III Cytogenetics and Allopolyploid Evolution
Wheat Chromosome Analysis
Abstract The 13th International Wheat Genetics Symposium (IWGS) is being held in the year I begin my phased retirement, marking a career of 40 years in wheat genetics, beginning with a postdoctoral fellowship in 1973 with Ernie Sears and Gordon Kimber at Columbia, Missouri, then the premier center for wheat chromosome research. I was fortunate to have won a DF Jones fellowship for my research proposal, “Exploration and application of the Quinacrine and Giemsa staining technique in the genus Triticum” that led to the cytogenetic identification of wheat and rye chromosomes (Gill and Kimber 1974a, b). In 1973, I also attended, for the first time, the meetings of the 4th IWGS in Columbia, Missouri, and was in awe of the research presentations and heated discussions on wheat evolution. In 1979, I established my own research group and laboratory at Kansas State University focusing on wheat chromosome mapping and manipulation for crop improvement under the auspices of Wheat Genetics Resource Center (reviewed in Raupp and Friebe, Plant Breed Rev 37:1–34, 2013). Among the first visitors to my laboratory were Takashi Endo, then at Nara University, Japan, and Chen Peidu, from Nanjing Agricultural University, and presented this research at the 6th IWGS in Kyoto, Japan. Therefore, it is a special feeling to be returning to Japan for a farewell presentation. My intent is to briefly review the history of wheat chromosome research and how our laboratory played a role in advancing wheat chromosome analysis leading to the chromosome survey sequencing paper utilizing telosomic stocks (IWGSC, Science 345:285–287, 2014).

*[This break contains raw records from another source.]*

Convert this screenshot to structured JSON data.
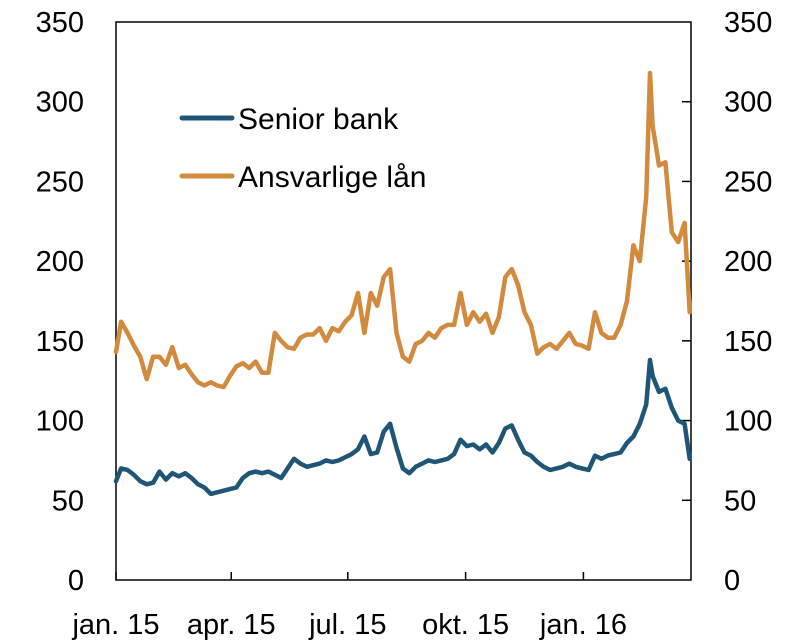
{
  "chart_data": {
    "type": "line",
    "title": "",
    "xlabel": "",
    "ylabel": "",
    "ylim": [
      0,
      350
    ],
    "yticks": [
      0,
      50,
      100,
      150,
      200,
      250,
      300,
      350
    ],
    "y2ticks": [
      0,
      50,
      100,
      150,
      200,
      250,
      300,
      350
    ],
    "xlim": [
      "2015-01-01",
      "2016-03-25"
    ],
    "xticks": [
      {
        "date": "2015-01-01",
        "label": "jan. 15"
      },
      {
        "date": "2015-04-01",
        "label": "apr. 15"
      },
      {
        "date": "2015-07-01",
        "label": "jul. 15"
      },
      {
        "date": "2015-10-01",
        "label": "okt. 15"
      },
      {
        "date": "2016-01-01",
        "label": "jan. 16"
      }
    ],
    "grid": false,
    "legend_position": "top-left",
    "series": [
      {
        "name": "Senior bank",
        "color": "#1f5576",
        "points": [
          [
            "2015-01-01",
            62
          ],
          [
            "2015-01-05",
            70
          ],
          [
            "2015-01-10",
            69
          ],
          [
            "2015-01-15",
            66
          ],
          [
            "2015-01-20",
            62
          ],
          [
            "2015-01-25",
            60
          ],
          [
            "2015-01-30",
            61
          ],
          [
            "2015-02-04",
            68
          ],
          [
            "2015-02-09",
            63
          ],
          [
            "2015-02-14",
            67
          ],
          [
            "2015-02-19",
            65
          ],
          [
            "2015-02-24",
            67
          ],
          [
            "2015-03-01",
            64
          ],
          [
            "2015-03-06",
            60
          ],
          [
            "2015-03-11",
            58
          ],
          [
            "2015-03-16",
            54
          ],
          [
            "2015-03-21",
            55
          ],
          [
            "2015-03-26",
            56
          ],
          [
            "2015-03-31",
            57
          ],
          [
            "2015-04-05",
            58
          ],
          [
            "2015-04-10",
            64
          ],
          [
            "2015-04-15",
            67
          ],
          [
            "2015-04-20",
            68
          ],
          [
            "2015-04-25",
            67
          ],
          [
            "2015-04-30",
            68
          ],
          [
            "2015-05-05",
            66
          ],
          [
            "2015-05-10",
            64
          ],
          [
            "2015-05-15",
            70
          ],
          [
            "2015-05-20",
            76
          ],
          [
            "2015-05-25",
            73
          ],
          [
            "2015-05-30",
            71
          ],
          [
            "2015-06-04",
            72
          ],
          [
            "2015-06-09",
            73
          ],
          [
            "2015-06-14",
            75
          ],
          [
            "2015-06-19",
            74
          ],
          [
            "2015-06-24",
            75
          ],
          [
            "2015-06-29",
            77
          ],
          [
            "2015-07-04",
            79
          ],
          [
            "2015-07-09",
            82
          ],
          [
            "2015-07-14",
            90
          ],
          [
            "2015-07-19",
            79
          ],
          [
            "2015-07-24",
            80
          ],
          [
            "2015-07-29",
            93
          ],
          [
            "2015-08-03",
            98
          ],
          [
            "2015-08-08",
            83
          ],
          [
            "2015-08-13",
            70
          ],
          [
            "2015-08-18",
            67
          ],
          [
            "2015-08-23",
            71
          ],
          [
            "2015-08-28",
            73
          ],
          [
            "2015-09-02",
            75
          ],
          [
            "2015-09-07",
            74
          ],
          [
            "2015-09-12",
            75
          ],
          [
            "2015-09-17",
            76
          ],
          [
            "2015-09-22",
            79
          ],
          [
            "2015-09-27",
            88
          ],
          [
            "2015-10-02",
            84
          ],
          [
            "2015-10-07",
            85
          ],
          [
            "2015-10-12",
            82
          ],
          [
            "2015-10-17",
            85
          ],
          [
            "2015-10-22",
            80
          ],
          [
            "2015-10-27",
            86
          ],
          [
            "2015-11-01",
            95
          ],
          [
            "2015-11-06",
            97
          ],
          [
            "2015-11-11",
            88
          ],
          [
            "2015-11-16",
            80
          ],
          [
            "2015-11-21",
            78
          ],
          [
            "2015-11-26",
            74
          ],
          [
            "2015-12-01",
            71
          ],
          [
            "2015-12-06",
            69
          ],
          [
            "2015-12-11",
            70
          ],
          [
            "2015-12-16",
            71
          ],
          [
            "2015-12-21",
            73
          ],
          [
            "2015-12-26",
            71
          ],
          [
            "2015-12-31",
            70
          ],
          [
            "2016-01-05",
            69
          ],
          [
            "2016-01-10",
            78
          ],
          [
            "2016-01-15",
            76
          ],
          [
            "2016-01-20",
            78
          ],
          [
            "2016-01-25",
            79
          ],
          [
            "2016-01-30",
            80
          ],
          [
            "2016-02-04",
            86
          ],
          [
            "2016-02-09",
            90
          ],
          [
            "2016-02-14",
            98
          ],
          [
            "2016-02-19",
            110
          ],
          [
            "2016-02-22",
            138
          ],
          [
            "2016-02-24",
            128
          ],
          [
            "2016-02-29",
            118
          ],
          [
            "2016-03-05",
            120
          ],
          [
            "2016-03-10",
            108
          ],
          [
            "2016-03-15",
            100
          ],
          [
            "2016-03-20",
            98
          ],
          [
            "2016-03-24",
            76
          ]
        ]
      },
      {
        "name": "Ansvarlige lån",
        "color": "#d18a3e",
        "points": [
          [
            "2015-01-01",
            143
          ],
          [
            "2015-01-05",
            162
          ],
          [
            "2015-01-10",
            155
          ],
          [
            "2015-01-15",
            147
          ],
          [
            "2015-01-20",
            140
          ],
          [
            "2015-01-25",
            126
          ],
          [
            "2015-01-30",
            140
          ],
          [
            "2015-02-04",
            140
          ],
          [
            "2015-02-09",
            135
          ],
          [
            "2015-02-14",
            146
          ],
          [
            "2015-02-19",
            133
          ],
          [
            "2015-02-24",
            135
          ],
          [
            "2015-03-01",
            129
          ],
          [
            "2015-03-06",
            124
          ],
          [
            "2015-03-11",
            122
          ],
          [
            "2015-03-16",
            124
          ],
          [
            "2015-03-21",
            122
          ],
          [
            "2015-03-26",
            121
          ],
          [
            "2015-03-31",
            128
          ],
          [
            "2015-04-05",
            134
          ],
          [
            "2015-04-10",
            136
          ],
          [
            "2015-04-15",
            133
          ],
          [
            "2015-04-20",
            137
          ],
          [
            "2015-04-25",
            130
          ],
          [
            "2015-04-30",
            130
          ],
          [
            "2015-05-05",
            155
          ],
          [
            "2015-05-10",
            150
          ],
          [
            "2015-05-15",
            146
          ],
          [
            "2015-05-20",
            145
          ],
          [
            "2015-05-25",
            152
          ],
          [
            "2015-05-30",
            154
          ],
          [
            "2015-06-04",
            154
          ],
          [
            "2015-06-09",
            158
          ],
          [
            "2015-06-14",
            150
          ],
          [
            "2015-06-19",
            158
          ],
          [
            "2015-06-24",
            156
          ],
          [
            "2015-06-29",
            162
          ],
          [
            "2015-07-04",
            166
          ],
          [
            "2015-07-09",
            180
          ],
          [
            "2015-07-14",
            155
          ],
          [
            "2015-07-19",
            180
          ],
          [
            "2015-07-24",
            172
          ],
          [
            "2015-07-29",
            190
          ],
          [
            "2015-08-03",
            195
          ],
          [
            "2015-08-08",
            155
          ],
          [
            "2015-08-13",
            140
          ],
          [
            "2015-08-18",
            137
          ],
          [
            "2015-08-23",
            148
          ],
          [
            "2015-08-28",
            150
          ],
          [
            "2015-09-02",
            155
          ],
          [
            "2015-09-07",
            152
          ],
          [
            "2015-09-12",
            158
          ],
          [
            "2015-09-17",
            160
          ],
          [
            "2015-09-22",
            160
          ],
          [
            "2015-09-27",
            180
          ],
          [
            "2015-10-02",
            160
          ],
          [
            "2015-10-07",
            168
          ],
          [
            "2015-10-12",
            162
          ],
          [
            "2015-10-17",
            167
          ],
          [
            "2015-10-22",
            155
          ],
          [
            "2015-10-27",
            165
          ],
          [
            "2015-11-01",
            190
          ],
          [
            "2015-11-06",
            195
          ],
          [
            "2015-11-11",
            185
          ],
          [
            "2015-11-16",
            168
          ],
          [
            "2015-11-21",
            160
          ],
          [
            "2015-11-26",
            142
          ],
          [
            "2015-12-01",
            146
          ],
          [
            "2015-12-06",
            148
          ],
          [
            "2015-12-11",
            145
          ],
          [
            "2015-12-16",
            150
          ],
          [
            "2015-12-21",
            155
          ],
          [
            "2015-12-26",
            148
          ],
          [
            "2015-12-31",
            147
          ],
          [
            "2016-01-05",
            145
          ],
          [
            "2016-01-10",
            168
          ],
          [
            "2016-01-15",
            155
          ],
          [
            "2016-01-20",
            152
          ],
          [
            "2016-01-25",
            152
          ],
          [
            "2016-01-30",
            160
          ],
          [
            "2016-02-04",
            175
          ],
          [
            "2016-02-09",
            210
          ],
          [
            "2016-02-14",
            200
          ],
          [
            "2016-02-19",
            240
          ],
          [
            "2016-02-22",
            318
          ],
          [
            "2016-02-24",
            285
          ],
          [
            "2016-02-29",
            260
          ],
          [
            "2016-03-05",
            262
          ],
          [
            "2016-03-10",
            218
          ],
          [
            "2016-03-15",
            212
          ],
          [
            "2016-03-20",
            224
          ],
          [
            "2016-03-24",
            168
          ]
        ]
      }
    ]
  }
}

Keywords Aneuploid stocks • C-banding • Evolution • In situ hybridization • Wheat
Laying the Foundation of Wheat Chromosome Research: Genome Analyzer Method
By 1915, botanists had described three classes of cultivated wheats, the one-seeded monococcum (Triticum monococcum L.), the two-seeded emmer (T. turgidum L.), and dinkel (T. aestivum L.). The one-seeded wild relative of monococcum was reported in Greece and Anatolia between 1834 and 1884. Aaronsohn discovered the two-seeded wild relative of emmer in 1910 in Lebanon, Syria, Jordan, and Israel. Therefore, it was well accepted, as Candolle had suggested in 1886, that since wild wheats grow in the Euphrates basin then wheat cultivation must have originated there. Between 1918 and 1924, Sakamura (1918) and his colleague Hitoshi Kihara (1919), at Hokkaido Imperial University in Japan, and Karl Sax (1922), at Harvard University, reported their classic studies on the genetic architecture of the three groups of wheats (Fig. 7.1). Sax (1922) and Kihara (1924) analyzed meiosis in wheat species and hybrids and were the first to establish the basic chromosome number of seven and document polyploidy in the wheat group. This method of delineating species evolutionary relationships based on chromosome pairing affinities in interspecific hybrids came to be called as the genome analyzer method (Kihara 1954; see also Fig. 7.1 in Gill et al. 2006). These were exciting observations and established polyploidy as a major macrospeciation process and wheat as a great polyploidy genetic model. These interploidy wheat hybrids of course could also be
Fig. 7.1 Meiotic metaphase I chiasmate pairing in wheat parents and F1 hybrids. The F1 hybrid between einkorn and dicoccum showed 7″ and 7′, indicating that they share one set of chromosomes in common, and it was called a genome. The second genome in dicoccum was called the B genome. The F1 hybrids between dicoccum and dinkel showed 14″ and 7′ indicating that they share the AB genomes in common, and dinkel wheat had a third genome that was later identified as D genome
exploited in plant breeding for interspecific gene transfers (McFadden 1930; Gill and Raupp 1987).
The crowning achievement of the genome analyzer method was the identification of the D-genome donor of wheat (Kihara 1944; McFadden and Sears 1946) and the production of synthetic wheat (McFadden and Sears 1944). These discoveries are fueling a second green revolution (reviewed in Gill et al. 2006). Kimber practiced the genome analyzer method with passion and developed some quantitative models for measuring genomic affinities. Application of Giemsa staining methods to meiotic preparations allowed the measurement of pairing potential of specific chromosomes, however, perfectly homologous chromosomes may suffer structural aberrations and lose the ability to pair (Gill and Chen 1987; Naranjo et al. 1987). Obviously, the genome analyzer method had reached its limitations, but meiotic pairing analysis remains an important method for monitoring chiasmate pairing and the potential of genetic transfers in interspecific hybrids.